XVIe s. Mon cœur serré au large boute : De ta pitié ne me reboute, Mais exauce mon oraison, Marot, IV, 231. Mais qui a il ? voicy merveilles ; De rire tant, et qui vous boutte [excite] ? Saint-Gelais, 42. Boutte à moy sans eaue, Rabelais, Gar. I, 5. Boutons, boutons, passons oultre, Rabelais, Pant. V, 36. Alors la terre s'ouvre, et les germes des plantes et des herbes commencent à bouter et sortir dehors, Amyot, Num. 31. Les vertus boutent et florissent en cest aage là, et prennent pied ferme par les louanges que l'on leur donne, Amyot, Agis et Cléom. 2. Les anciens tiennent estre en toutes plantes trois divers mouvements ; assavoir, bouter, fleurir, meurir, De Serres, 176. Le couldrier sera planté de bonne heure, à cause de son avancé bouter, De Serres, 680.

ÉTYMOLOGIE

Bourguig. bôttai ; provenç. et espagn. botar ; ital. bottare ; du moyen allemand bôzen, heurter, frapper.
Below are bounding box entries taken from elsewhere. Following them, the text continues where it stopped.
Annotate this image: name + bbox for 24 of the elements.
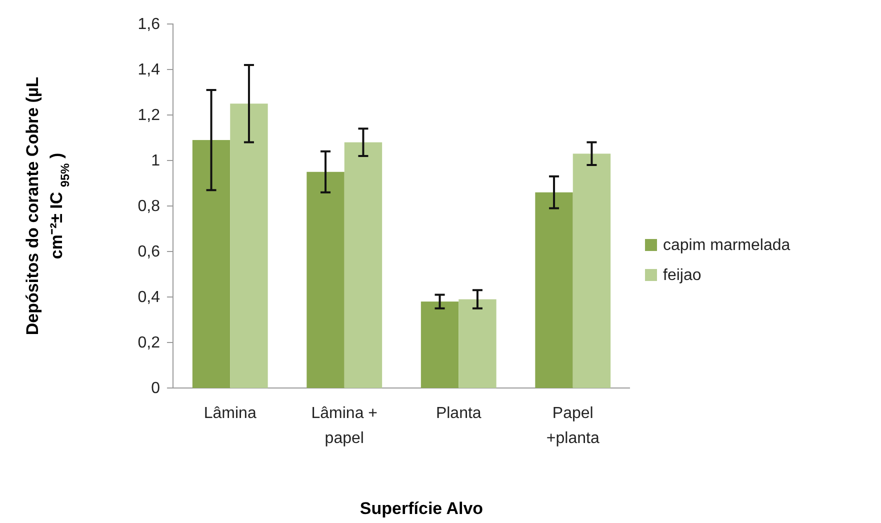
bar bbox=[535, 192, 573, 388]
bar bbox=[420, 302, 459, 388]
x-tick-label: Papel +planta bbox=[546, 405, 600, 447]
y-tick-label: 0,8 bbox=[138, 198, 160, 216]
legend-label: feijao bbox=[663, 267, 702, 284]
x-tick-label: Planta bbox=[436, 405, 482, 422]
bar bbox=[230, 104, 268, 388]
legend-label: capim marmelada bbox=[663, 237, 790, 254]
x-tick-label: Lâmina + papel bbox=[311, 405, 378, 447]
y-tick-label: 1,4 bbox=[138, 62, 160, 79]
x-tick-label: Lâmina bbox=[204, 405, 256, 422]
y-tick-label: 1 bbox=[151, 152, 160, 170]
bar bbox=[344, 142, 382, 388]
y-tick-label: 0,4 bbox=[138, 289, 160, 306]
bar bbox=[572, 154, 611, 388]
bar bbox=[458, 299, 496, 388]
x-axis-title: Superfície Alvo bbox=[360, 499, 484, 518]
y-tick-label: 0 bbox=[151, 380, 160, 398]
bar bbox=[192, 140, 230, 388]
y-tick-label: 1,6 bbox=[138, 16, 160, 34]
y-tick-label: 0,2 bbox=[138, 334, 160, 352]
bar bbox=[306, 172, 344, 388]
y-tick-label: 1,2 bbox=[138, 107, 160, 124]
y-tick-label: 0,6 bbox=[138, 244, 160, 261]
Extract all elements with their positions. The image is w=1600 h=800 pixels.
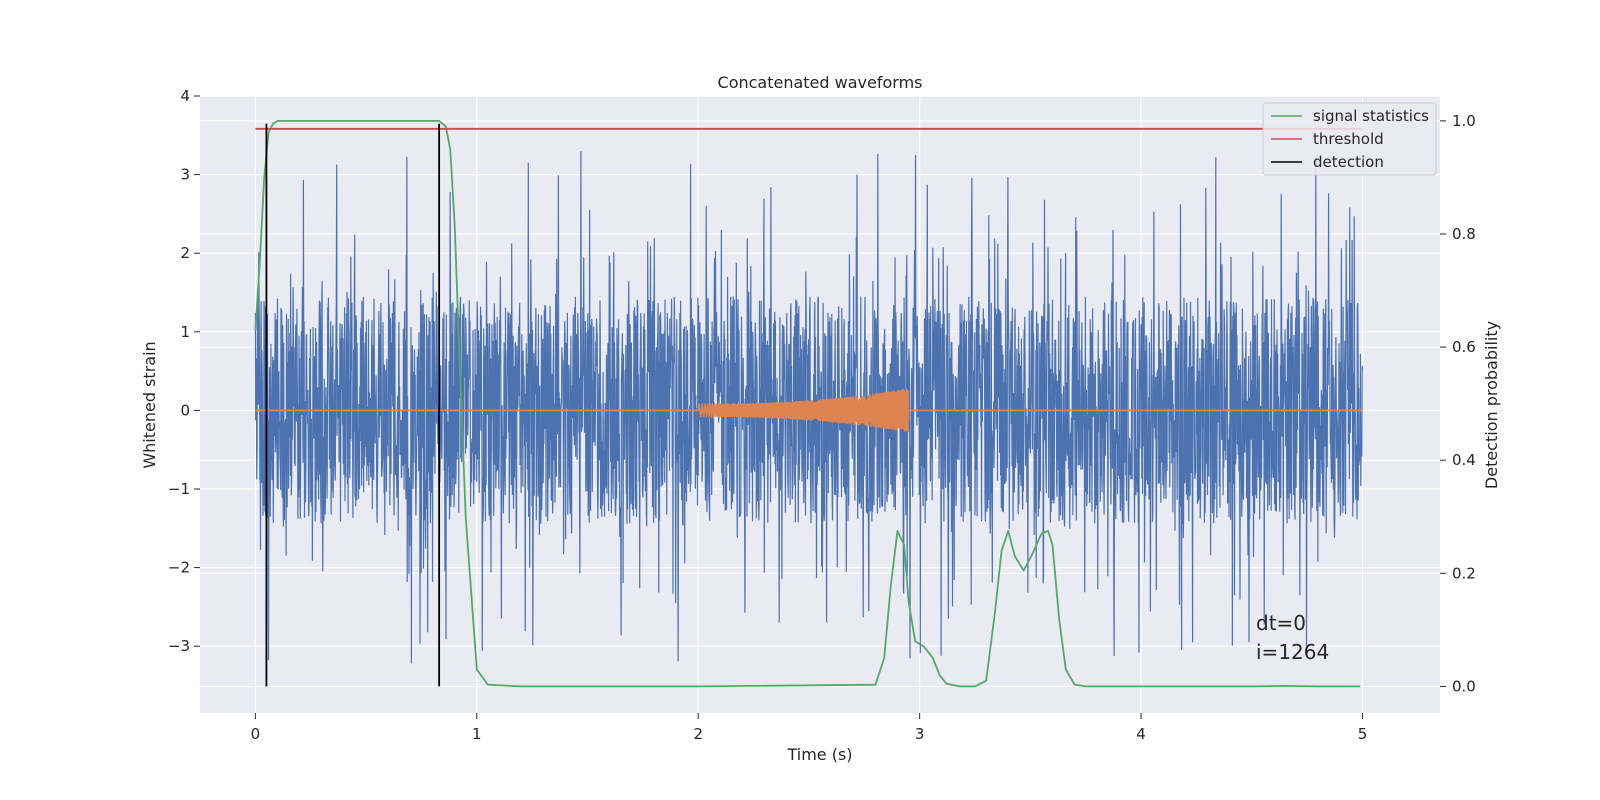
y-left-tick-label: 2 [180, 244, 190, 262]
legend-label-detection: detection [1313, 153, 1384, 171]
y-left-tick-label: −2 [168, 559, 190, 577]
y-left-tick-label: 4 [180, 87, 190, 105]
y-left-tick-label: −1 [168, 480, 190, 498]
y-left-tick-label: 3 [180, 166, 190, 184]
chart-title: Concatenated waveforms [718, 73, 923, 92]
y-right-tick-label: 1.0 [1452, 112, 1476, 130]
series-layer [254, 120, 1364, 688]
x-axis-ticks: 0 1 2 3 4 5 [251, 713, 1368, 743]
y-right-tick-label: 0.6 [1452, 338, 1476, 356]
x-tick-label: 4 [1136, 725, 1146, 743]
series-signal-statistics [254, 120, 1361, 688]
series-injected-signal [697, 388, 910, 433]
y-left-tick-label: 0 [180, 401, 190, 419]
left-axis-ticks: 4 3 2 1 0 −1 −2 −3 [168, 87, 200, 655]
x-tick-label: 2 [693, 725, 703, 743]
y-right-tick-label: 0.2 [1452, 564, 1476, 582]
y-left-tick-label: −3 [168, 637, 190, 655]
annotation-dt: dt=0 [1256, 611, 1306, 635]
legend-label-threshold: threshold [1313, 130, 1384, 148]
y-right-tick-label: 0.4 [1452, 451, 1476, 469]
y-left-tick-label: 1 [180, 323, 190, 341]
right-axis-ticks: 1.0 0.8 0.6 0.4 0.2 0.0 [1440, 112, 1476, 695]
x-tick-label: 3 [915, 725, 925, 743]
y-right-tick-label: 0.8 [1452, 225, 1476, 243]
y-right-tick-label: 0.0 [1452, 677, 1476, 695]
x-axis-label: Time (s) [786, 745, 852, 764]
x-tick-label: 1 [472, 725, 482, 743]
y-axis-label-left: Whitened strain [140, 341, 159, 468]
legend-label-signal-statistics: signal statistics [1313, 107, 1429, 125]
y-axis-label-right: Detection probability [1482, 321, 1501, 489]
x-tick-label: 5 [1358, 725, 1368, 743]
annotation-index: i=1264 [1256, 640, 1329, 664]
legend: signal statistics threshold detection [1262, 102, 1437, 176]
x-tick-label: 0 [251, 725, 261, 743]
legend-box [1262, 102, 1437, 176]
Il y a aussi le kymri bot, bôth, corps rond. Ces mots tiennent les uns aux autres (voy. BUT et BUTTE). Bouter, en parlant du vin, est le même mot employé comme nous employons aujourd'hui pousser : du vin poussé au gras.
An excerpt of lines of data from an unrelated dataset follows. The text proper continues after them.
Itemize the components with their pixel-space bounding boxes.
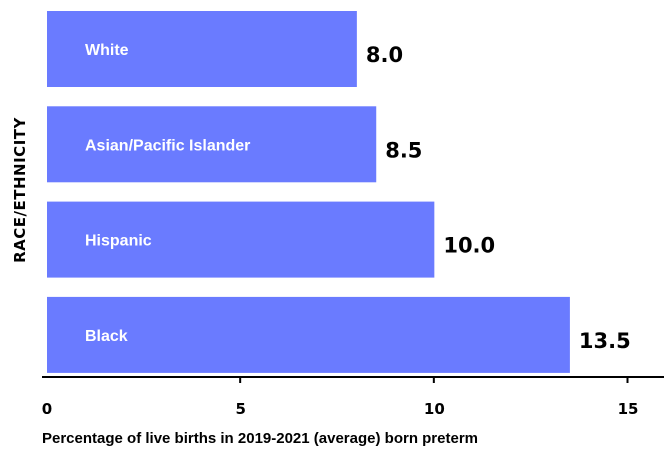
bar-value-label: 8.5 xyxy=(385,138,422,162)
x-tick-label: 0 xyxy=(42,400,52,418)
bar-category-label: White xyxy=(85,42,129,59)
x-tick-label: 15 xyxy=(618,400,639,418)
x-axis-title: Percentage of live births in 2019-2021 (… xyxy=(42,430,478,447)
bar-category-label: Hispanic xyxy=(85,233,152,250)
bars-group: White 8.0 Asian/Pacific Islander 8.5 Hispani… xyxy=(47,11,631,373)
bar-category-label: Black xyxy=(85,328,128,345)
x-tick-label: 5 xyxy=(235,400,245,418)
bar-value-label: 10.0 xyxy=(443,234,495,258)
y-axis-title: RACE/ETHNICITY xyxy=(11,116,29,262)
bar-value-label: 13.5 xyxy=(579,329,631,353)
x-tick-label: 10 xyxy=(424,400,445,418)
bar-value-label: 8.0 xyxy=(366,43,403,67)
x-ticks-group: 0 5 10 15 xyxy=(42,377,639,418)
bar-category-label: Asian/Pacific Islander xyxy=(85,137,250,154)
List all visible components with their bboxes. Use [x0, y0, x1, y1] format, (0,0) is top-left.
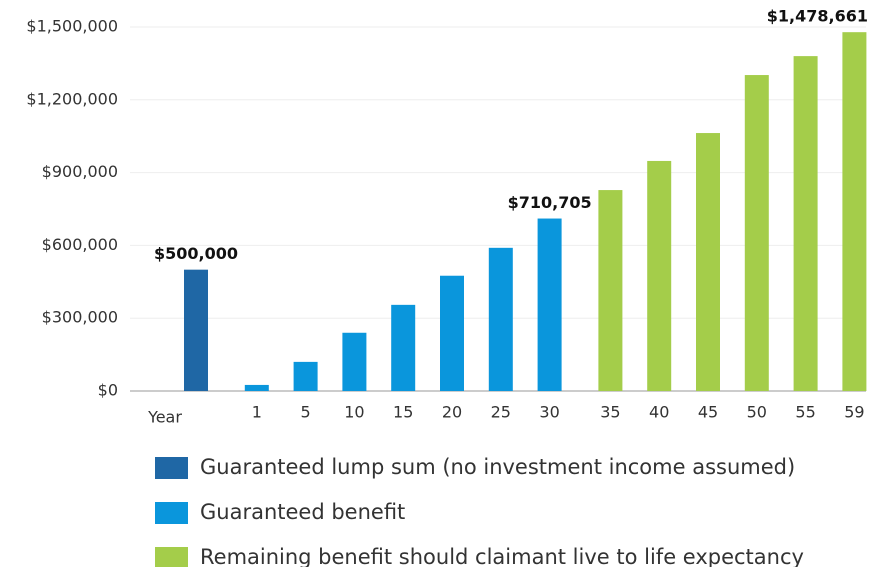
legend-swatch [155, 502, 188, 524]
x-tick-label: 20 [442, 403, 462, 422]
x-tick-label: 15 [393, 403, 413, 422]
bar [647, 160, 672, 391]
bar [598, 190, 623, 391]
bar [244, 384, 269, 391]
legend-label: Remaining benefit should claimant live t… [200, 545, 804, 567]
y-tick-label: $600,000 [42, 235, 118, 254]
value-label: $500,000 [154, 244, 238, 263]
x-tick-label: 25 [491, 403, 511, 422]
x-tick-label: 5 [301, 403, 311, 422]
x-tick-label: 35 [600, 403, 620, 422]
legend-swatch [155, 547, 188, 567]
bar [342, 332, 367, 391]
bar [488, 247, 513, 391]
bar [184, 269, 208, 391]
y-tick-label: $1,500,000 [26, 17, 118, 36]
x-tick-label: 30 [539, 403, 559, 422]
y-tick-label: $1,200,000 [26, 89, 118, 108]
x-axis-label: Year [147, 408, 182, 427]
x-tick-label: 1 [252, 403, 262, 422]
x-tick-label: 40 [649, 403, 669, 422]
legend-label: Guaranteed lump sum (no investment incom… [200, 455, 795, 479]
x-tick-label: 55 [795, 403, 815, 422]
value-label: $710,705 [508, 193, 592, 212]
bar [440, 275, 464, 391]
x-tick-label: 59 [844, 403, 864, 422]
y-tick-label: $900,000 [42, 162, 118, 181]
bar [744, 75, 769, 391]
bar [793, 56, 818, 392]
y-tick-label: $300,000 [42, 308, 118, 327]
x-tick-label: 50 [747, 403, 767, 422]
x-tick-label: 45 [698, 403, 718, 422]
bar [293, 361, 318, 391]
bar [842, 32, 867, 392]
x-tick-label: 10 [344, 403, 364, 422]
legend-swatch [155, 457, 188, 479]
bar [391, 304, 416, 391]
y-tick-label: $0 [98, 381, 118, 400]
legend-label: Guaranteed benefit [200, 500, 405, 524]
bar [537, 218, 562, 391]
value-label: $1,478,661 [767, 7, 868, 26]
bar [696, 133, 720, 391]
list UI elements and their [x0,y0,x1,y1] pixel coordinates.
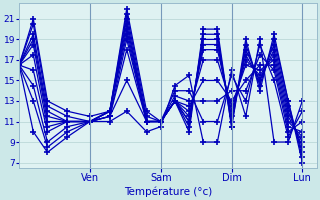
X-axis label: Température (°c): Température (°c) [124,186,212,197]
SUPPLÉMENT AU DICTIONNAIRE

BOUTER. Ajoutez :
8Boutez dessus, mettez dessus, et, quand la situation restreint et particularise le sens, mettez votre chapeau, s'est dit dans le langage populaire du XVIIe siècle. Valère à Sganarelle : Mais, monsieur, couvrez-vous, s'il vous plaît ; le soleil pourrait vous incommoder. - Lucas à Sganarelle : Monsieu, boutez dessus, Molière, Méd. malgré lui, I, 6.

ÉTYMOLOGIE

Ajoutez : D'après M. D'Arbois de Jubainville (Revue celtique, t. II, p. 126), bouter vient non pas du moyen-allemand bôzen, qui a subi la seconde substitution de la dentale, mais d'un mot franc bautan et par contraction botan, qui avait échappé à cette substitution, comme le vieux scandinave bauta et l'anglo-saxon beátan, dont l' égale au.